Jason westchnął i pociągnął kolejny łyk piwa. „Może po wysysaniu krwi spierdolił się limit spożycia alkoholu.” „Nie pierdol, mam to w dupie dopóki mogę oddać tak krew.” powiedział Zack. „Taa słyszę cię,” powiedział Jason. Patrzyli na Auroxa. Aurox rozważał i odrzucał możliwości. A gdy rozważał wyciągnął rękę po kolejny kubek. „Jesteś pewny? Jesteś już porządnie napierdolony,” powiedział Jason. „Myślę,” powiedział niewyraźnie. Zack wzruszył ramionami. „Daj mu więcej. Gorzej być nie może.” Aurox myślał o opcjach, gdy pił. Mógł zamienić się w byka i wystraszyć chłopców. Albo po prostu ich stąd wykopać, i wskazać drogę powrotną i ryknąć. Tak czy siak się wystraszą. Chociaż mógłby zatrzymać piwo. Ale, gdy o tym myślał Aurox stwierdził, że to zły pomysł. Dom Nocy i tak miał już na pieńku z prawem, brakuje tylko wystraszonych chłopców idących na policję. To czego potrzebował Aurox była podróż w czasie. Mógłby cofnąć czas i nie wpaść na nich. Wciąż mógłby zatrzymać piwo. Wszystko czego potrzebował stopiło się z nocą. Odeszło. Zapomniał. Jakby nigdy się nie
wydarzyło. Poza piwem. Zack pochylił się nad Auroxem. „Hej, wszystko w porządku?” „Chcesz byśmy po kogoś zadzwonili, czy co? Jak już mówiłem, nie powiemy o niczym.” To wtedy Aurox wpadł na pomysł. To był nawet dobry pomysł. Mógłby naprawić problem z chłopakami, którzy znaleźli dziurę w murze, pokaże to Starkowi, który nie jest jego wrogiem – w rzeczywistości chciał by zostali przyjaciółmi. Plus, mógłby zachować piwo. Uśmiechnął się do chłopców. „Brak numeru. Poczekajcie tu. Przyniose je dla was.” „Poważnie?!” Zack powiedział. „Wampiry?!” Jason wydawał się mniej sceptyczny. „Nie kobiety.
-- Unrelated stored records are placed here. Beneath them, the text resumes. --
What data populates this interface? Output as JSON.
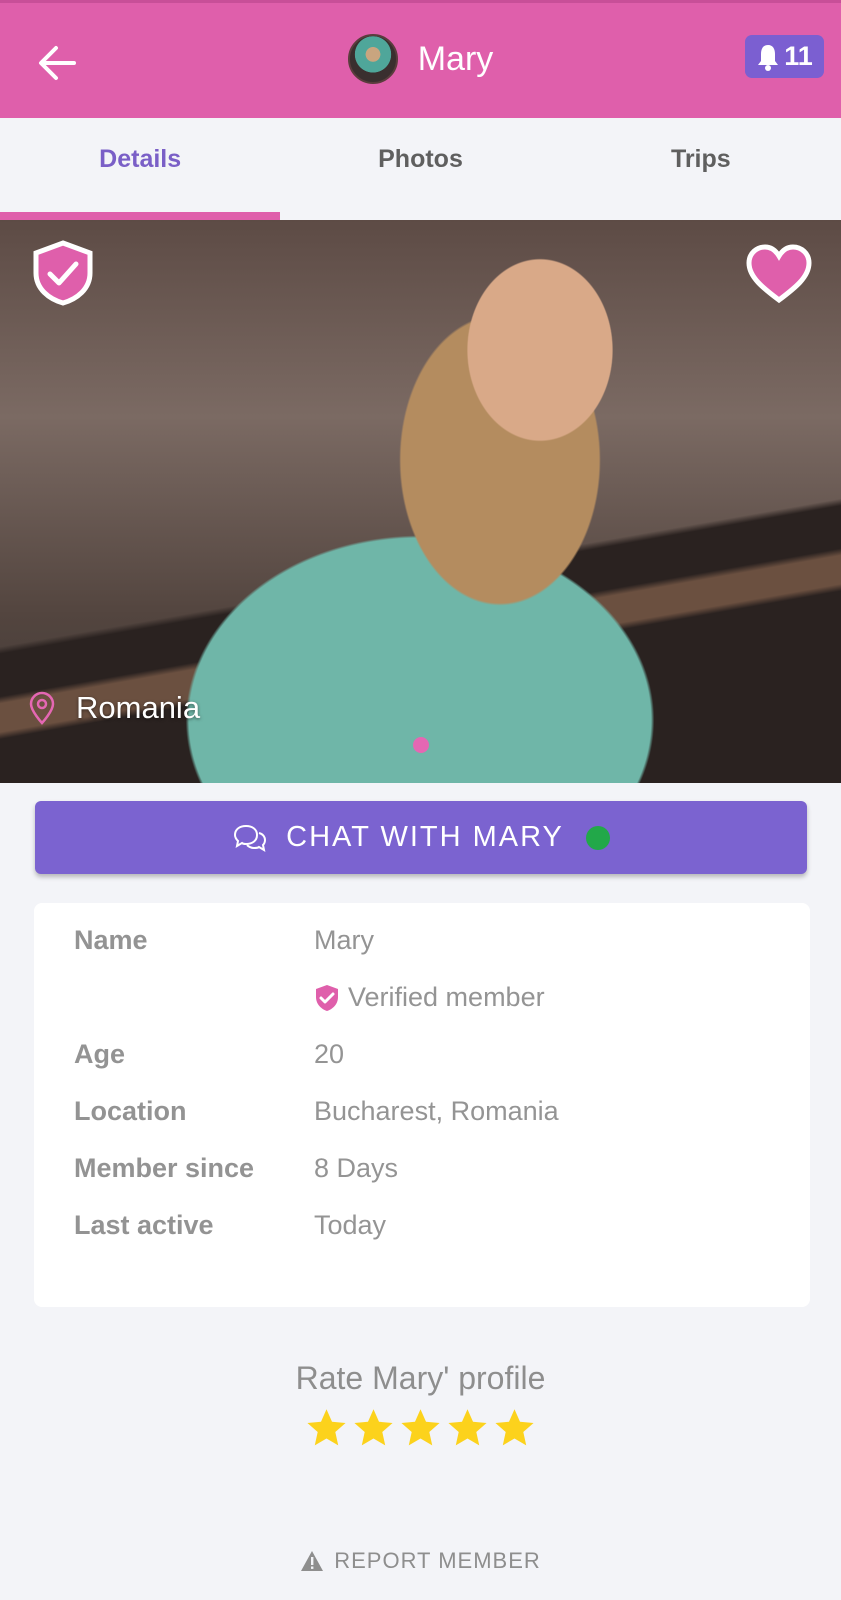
{
  "header": {
    "title": "Mary",
    "notification_count": "11"
  },
  "tabs": [
    {
      "label": "Details",
      "active": true
    },
    {
      "label": "Photos",
      "active": false
    },
    {
      "label": "Trips",
      "active": false
    }
  ],
  "hero": {
    "location": "Romania",
    "photo_index": 1,
    "photo_count": 1
  },
  "chat_button": {
    "label": "CHAT WITH MARY",
    "online": true
  },
  "details": {
    "rows": [
      {
        "label": "Name",
        "value": "Mary"
      },
      {
        "label": "",
        "value": "Verified member"
      },
      {
        "label": "Age",
        "value": "20"
      },
      {
        "label": "Location",
        "value": "Bucharest, Romania"
      },
      {
        "label": "Member since",
        "value": "8 Days"
      },
      {
        "label": "Last active",
        "value": "Today"
      }
    ]
  },
  "rating": {
    "prompt": "Rate Mary' profile",
    "stars": 5,
    "max_stars": 5
  },
  "report": {
    "label": "REPORT MEMBER"
  },
  "colors": {
    "brand_pink": "#df5fab",
    "brand_purple": "#7b63d0",
    "online_green": "#22a849",
    "star_yellow": "#fcd21c"
  }
}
Przyniosę wam ochroniarzanajbardziejhotwampirekwdomunocy” Aurox połączył słowa. „Uh, ale nie chcemy facetów,” powiedział Jason. „Nie, stary, zamknij ryja! On przyprowadzi faceta co skołuje dla nas laski,” powiedział Zack. „Nie możesz po prostu wejść po murze jak gdyby nigdy nic. Są prawa fizyki, które trzeba przestrzegać. Dobra, Heath?” „Tak,” powiedział Aurox. „Są zasady, które trzeba łamać.” wstał, napełnił kubek i opróżnił go. Potem wskazał na Zacka i na Jasona. „Ty. I
ty. Zostać. Wracę z wampirem i zasadami.” Nalał sobie ponownie w kubek, przykucnął i odbił się od ziemi. Wskoczył na ścianę dwanaście stóp wyżej. „To było niesamowite!” powiedział Jason. „Nic dziwnego, że wszyscy mają mordy zamknięte. Jakby wszyscy wiedzieli, że od ssania krwi dostaje się super moce rozjebaliby ten mur by dostać się do tej popierdolonej szkoły!” powiedział Zack. „Zostać,” powiedział Aurox. Skoczył z muru na teren szkoły. Chodziło mu o to, aby działać szybko. To tam było wejście do piwnicy i to tam najprawdopodobniej będzie Stark, pomagający czerwonym adeptom ulokować się. Ale Aurox nie biegł – przypominało to raczej taniec rumby. I zamiast szybko, ukradkiem wejść na teren ćwiczebny, stawiał źle kroki i gdy w końcu udało mu się otworzyć drzwi, wpadł do środka, zatoczył się po piasku, dalej korytarzem, który prowadził do piwnicy i wpadł na Karmishe. „Cholera, Aurox! Paczaj jak łazisz.” rzuciła do niego. „Nie chciałem – nie mogłem drzwi – więc, sorry.” w końcu wydukał. Zauważył, ze patrzy na niego, i że cała grupa patrzy zza niej, patrzyli na jego piwo. Podążył za ich wzrokiem, spojrzał w dół na niemal pełny kubek. Gdy spojrzał w górę z
niewinnym uśmiechem odrzucił niewypowiedzialne oszczerstwo, „Jaaa nic nie piłeem!” „Kłamiesz prosto w oczy,” powiedziała mu Kramisha. Potem odwróciła się w stronę otwartych drzwi do piwnicy i krzyknęła. „Z! Twój chłopak leci sobie w kulki z nami!” „Nieeeee! Nie Zo, potrzebuję – ” Aurox próbował szepnąć do niej, ale Kramisha machnęła ręką przed twarzą, złapała się za nos i odsunęła się od niego. „Fuuuu!” „Kramisha?” Zoey zbliżała się od strony piwnicy. Aurox z ulgą zobaczył Starka tuż za nią. „To strasznie cuchnie.” Kramisha wskazała na Auroxa. „Pił. I to dużo. Nie jestem pewna ile, ale jest zalany i kłamie prosto w twarz.” Inni wpatrywali się w Auroxa, aż w końcu powiedziała. „Chodźmy się rozpakować. I zostawmy Z z jej sprawami.” Patrzył jak odchodzi, Aurox powiedział. „To nie tak.” Zoey i Stark podeszli do niego. Zoey pociągnęła nosem i spojrzała na jego prawie pełen kubek i na jego twarz. Jej duże, ładne oczy zrobiły się większe, ale nie ładniejsze. „Jasny gwint! Jesteś pijany!”